Continuing along the same lines (don’t worry, I have no intention of turning this into a game blog. It is just what is on my mind right now), about ten years ago I was sitting with a group of women and a couple of guys when one of the guys started pontificating (even truth can be pompous, and his was) about how women don’t know what they want. I certainly believe that his choice of venue was… erroneous, but he was speaking truly. At the time, I was obsessed with one of the girls in the room and when she and her friends jumped to object, I jumped with them. However, I never considered the implications of what he said, versus what I believed and accepted. I believed that women would genuinely tell men what they wanted out of a relationship (and to be fair, some do, but almost never up front), and that being the guy your mother wanted your sister to marry was the secret to finding a relationship. However, there was one huge flaw in my thinking, that didn’t occur to me until much later. If there are two competing models presented – say, model A and model B – of a person’s behavior, and model A calls for that person to act in a certain way, while denying that they act that way, whereas model B calls for a person to act a way that they don’t actually act, but claim that they do, it should not be a hard choice for a thinking person to choose between the models. This is as much to say, who do you trust when it comes to predicting the behavior of women in response to your actions – the woman who tells you precisely what to do, then LJBFs you when you act that way, or the man who seems to have his pick of women?

And now for something completely different…

Although I have studied a certain amount of game, and had some success with it (enough that I feel like I can actually say something useful about it), I’ve found Plate Spinning, or even serial monogamy, to be singularly unfulfilling.  I want marriage.
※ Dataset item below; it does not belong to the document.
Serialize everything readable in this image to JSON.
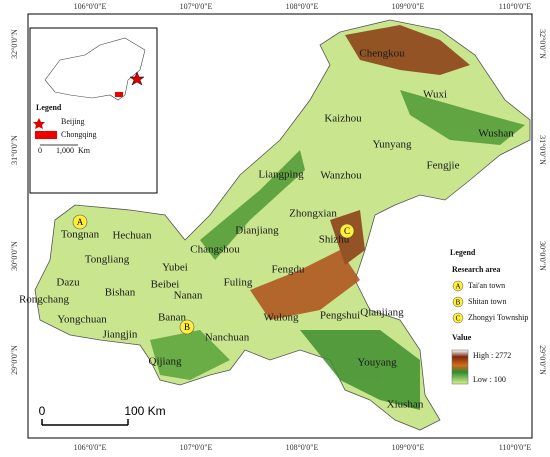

I want children. I want a family.  I am, of course, aware of the risks concomitant upon the first, especially in light of the second, but surely there are women out there (where, I don’t know) who are trustworthy. It is, naturally, only appropriate for a Christian to engage in certain behaviors (not limited to intercourse, I think) within the bounds of marriage, and it is possible that being willing to have sex with a series of different women would make serial monogamy more fulfilling, but I somehow doubt it.